アメリカの粗悪な牛肉をたらふく食べたせいか、森本はこの4年間でこっけいなほど巨大化していた。

目の前に壁のように立つ級友たちの中ほどにエリカを認めると、森本はやおら立ち上がり、大げさなほど恭しくお辞儀をした。

「この6月に、カリフォルニアのロースクールを卒業したらカリフォルニアバーエグザムに挑戦する。ああ、それってカリフォルニア州の司法試験のことさ。ご存知だろうけど、バーといっても・・・バーテンダーの試験ではないよ」

森本は、エリカに向かってくだらない駄じゃれを言ったのだろうが、

「森本くんすごい!アメリカの弁護士になるんだ」

級友の女子のひとりが、うっとりしたような声をあげると、

「ははは、ニューヨークの医科大学のインターンになる川崎くんほどでもないさ」

肩をすくめた森本は、

「今日は、川崎くんがアメリカの医者になるのと俺がカリフォルニアの弁護士になる前祝いに、この店のいちばん高いワインを買い占めた。俺のおごりだ。じゃんじゃんやってくれ」

と高らかに宣言した。

森本は、すでに酔っているようにも見えたが、目の前のテーブルにはワイングラスなどはなかった。
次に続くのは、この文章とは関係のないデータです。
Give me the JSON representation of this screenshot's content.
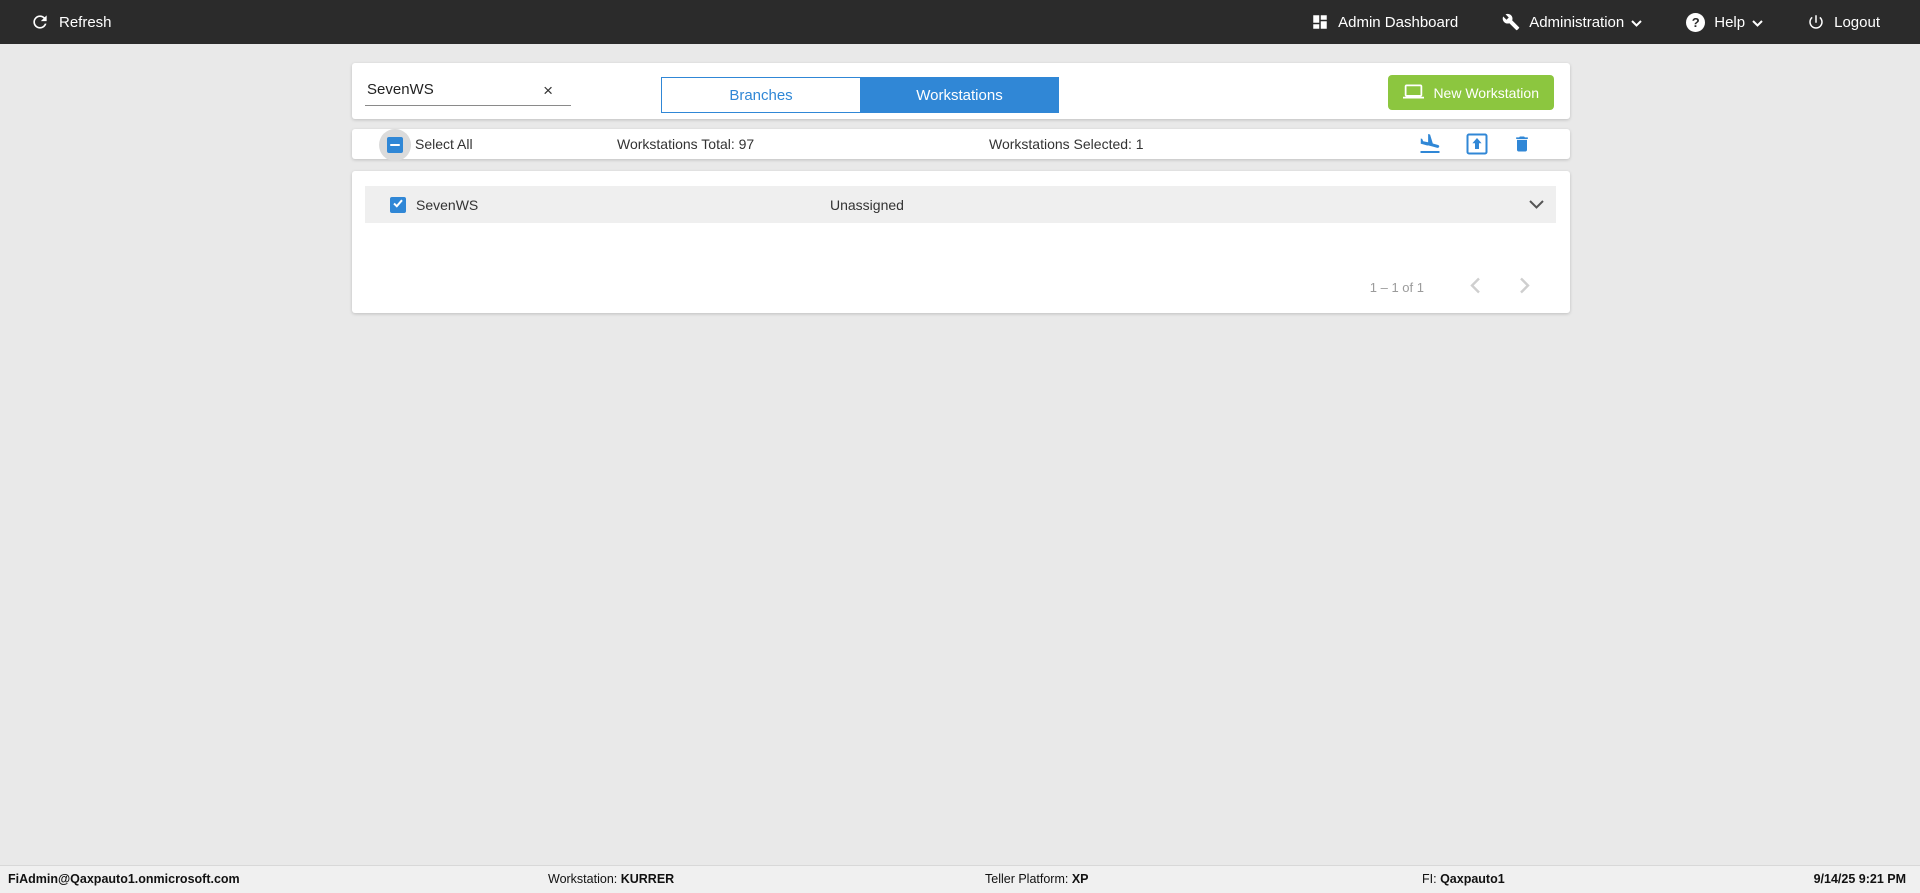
{
  "topbar": {
    "refresh_label": "Refresh",
    "admin_dashboard_label": "Admin Dashboard",
    "administration_label": "Administration",
    "help_label": "Help",
    "logout_label": "Logout"
  },
  "toolbar": {
    "search_value": "SevenWS",
    "branches_tab_label": "Branches",
    "workstations_tab_label": "Workstations",
    "new_workstation_label": "New Workstation"
  },
  "selection_bar": {
    "select_all_label": "Select All",
    "total_label": "Workstations Total: 97",
    "selected_label": "Workstations Selected: 1"
  },
  "list": {
    "rows": [
      {
        "name": "SevenWS",
        "status": "Unassigned",
        "selected": true
      }
    ],
    "pagination_label": "1 – 1 of 1"
  },
  "statusbar": {
    "user": "FiAdmin@Qaxpauto1.onmicrosoft.com",
    "workstation_label": "Workstation: ",
    "workstation_value": "KURRER",
    "platform_label": "Teller Platform: ",
    "platform_value": "XP",
    "fi_label": "FI: ",
    "fi_value": "Qaxpauto1",
    "datetime": "9/14/25 9:21 PM"
  },
  "icons": {
    "help_glyph": "?",
    "clear_glyph": "×"
  },
  "colors": {
    "accent_blue": "#3087d6",
    "accent_green": "#8cc63f",
    "topbar_bg": "#2b2b2b",
    "row_bg": "#efefef"
  }
}
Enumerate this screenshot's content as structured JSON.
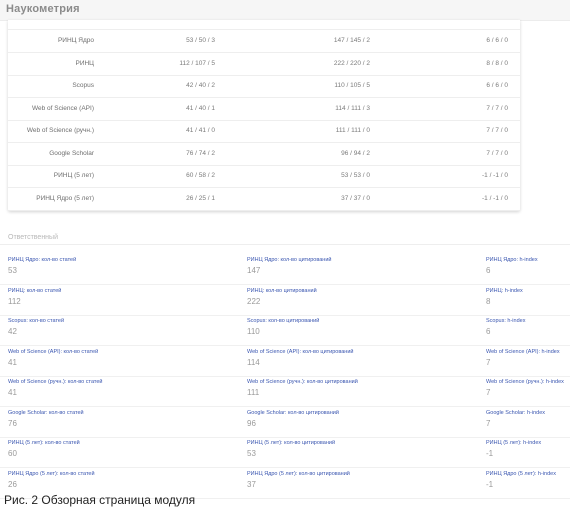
{
  "header": {
    "title": "Наукометрия"
  },
  "summary_table": {
    "rows": [
      {
        "metric": "РИНЦ Ядро",
        "articles": "53 / 50 / 3",
        "citations": "147 / 145 / 2",
        "hindex": "6 / 6 / 0"
      },
      {
        "metric": "РИНЦ",
        "articles": "112 / 107 / 5",
        "citations": "222 / 220 / 2",
        "hindex": "8 / 8 / 0"
      },
      {
        "metric": "Scopus",
        "articles": "42 / 40 / 2",
        "citations": "110 / 105 / 5",
        "hindex": "6 / 6 / 0"
      },
      {
        "metric": "Web of Science (API)",
        "articles": "41 / 40 / 1",
        "citations": "114 / 111 / 3",
        "hindex": "7 / 7 / 0"
      },
      {
        "metric": "Web of Science (ручн.)",
        "articles": "41 / 41 / 0",
        "citations": "111 / 111 / 0",
        "hindex": "7 / 7 / 0"
      },
      {
        "metric": "Google Scholar",
        "articles": "76 / 74 / 2",
        "citations": "96 / 94 / 2",
        "hindex": "7 / 7 / 0"
      },
      {
        "metric": "РИНЦ (5 лет)",
        "articles": "60 / 58 / 2",
        "citations": "53 / 53 / 0",
        "hindex": "-1 / -1 / 0"
      },
      {
        "metric": "РИНЦ Ядро (5 лет)",
        "articles": "26 / 25 / 1",
        "citations": "37 / 37 / 0",
        "hindex": "-1 / -1 / 0"
      }
    ]
  },
  "responsible": {
    "label": "Ответственный",
    "rows": [
      [
        {
          "label": "РИНЦ Ядро: кол-во статей",
          "value": "53"
        },
        {
          "label": "РИНЦ Ядро: кол-во цитирований",
          "value": "147"
        },
        {
          "label": "РИНЦ Ядро: h-index",
          "value": "6"
        }
      ],
      [
        {
          "label": "РИНЦ: кол-во статей",
          "value": "112"
        },
        {
          "label": "РИНЦ: кол-во цитирований",
          "value": "222"
        },
        {
          "label": "РИНЦ: h-index",
          "value": "8"
        }
      ],
      [
        {
          "label": "Scopus: кол-во статей",
          "value": "42"
        },
        {
          "label": "Scopus: кол-во цитирований",
          "value": "110"
        },
        {
          "label": "Scopus: h-index",
          "value": "6"
        }
      ],
      [
        {
          "label": "Web of Science (API): кол-во статей",
          "value": "41"
        },
        {
          "label": "Web of Science (API): кол-во цитирований",
          "value": "114"
        },
        {
          "label": "Web of Science (API): h-index",
          "value": "7"
        }
      ],
      [
        {
          "label": "Web of Science (ручн.): кол-во статей",
          "value": "41"
        },
        {
          "label": "Web of Science (ручн.): кол-во цитирований",
          "value": "111"
        },
        {
          "label": "Web of Science (ручн.): h-index",
          "value": "7"
        }
      ],
      [
        {
          "label": "Google Scholar: кол-во статей",
          "value": "76"
        },
        {
          "label": "Google Scholar: кол-во цитирований",
          "value": "96"
        },
        {
          "label": "Google Scholar: h-index",
          "value": "7"
        }
      ],
      [
        {
          "label": "РИНЦ (5 лет): кол-во статей",
          "value": "60"
        },
        {
          "label": "РИНЦ (5 лет): кол-во цитирований",
          "value": "53"
        },
        {
          "label": "РИНЦ (5 лет): h-index",
          "value": "-1"
        }
      ],
      [
        {
          "label": "РИНЦ Ядро (5 лет): кол-во статей",
          "value": "26"
        },
        {
          "label": "РИНЦ Ядро (5 лет): кол-во цитирований",
          "value": "37"
        },
        {
          "label": "РИНЦ Ядро (5 лет): h-index",
          "value": "-1"
        }
      ]
    ]
  },
  "caption": "Рис. 2 Обзорная страница модуля",
  "colors": {
    "label_blue": "#3a56b0",
    "value_gray": "#9a9a9a"
  }
}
ワインではなく、じぶんのことばに酔っているだけなのだろう。

「そいつはいいや」

級友たちは、森本の真ん前の席をエリカのために空けて、めいめいの席を確保しはじめた。

ひとり取り残されて立ち尽くすエリカは、それまでのあどけない笑顔をかなぐり捨てて険しい顔になると、

「ちょっとめまいが・・・。悪いけどお先に失礼します。東條くん送ってくれる」

と言うと、さっとからだを翻していったん座りかけた席を立った。

あわてて後を追うと、

「送ってやってくれ。・・・駅前の喫茶店で何時になっても待っている」

追いすがった脇坂が、高校3年時の放課後によく会った喫茶店の名前を口にした。


駅前でタクシーを拾い、エリカの実家の病院へ向かった。

内科と小児科だけの中規模の病院には、あっけないほどすぐに着いた。

すでに診療時間が終わりかけていたので、待合室には患者はひとりもいなかった。

看護婦が知らせたのか、すぐにエリカに顔が瓜二つの母親が白衣を脱ぎながら現れた。

エリカがじぶんを紹介してから、

「ちょっとここで込み入った話があるので・・・」

と母親に告げると、

「はい、はい。あとでコーヒーだけ届けさせます」

物分かりのよい母親はすぐに退散した。

しばらくして、コーヒーカップをトレーに載せて運んで来た看護婦が、玄関の扉のドアノブに本日診療終了のプレートを掛けて表の明かりを消したので、広い待合室でふたりきりになった。

「森本くん、私を追って来たのよ」

不安そうに辺りを見回してから、エリカは言った。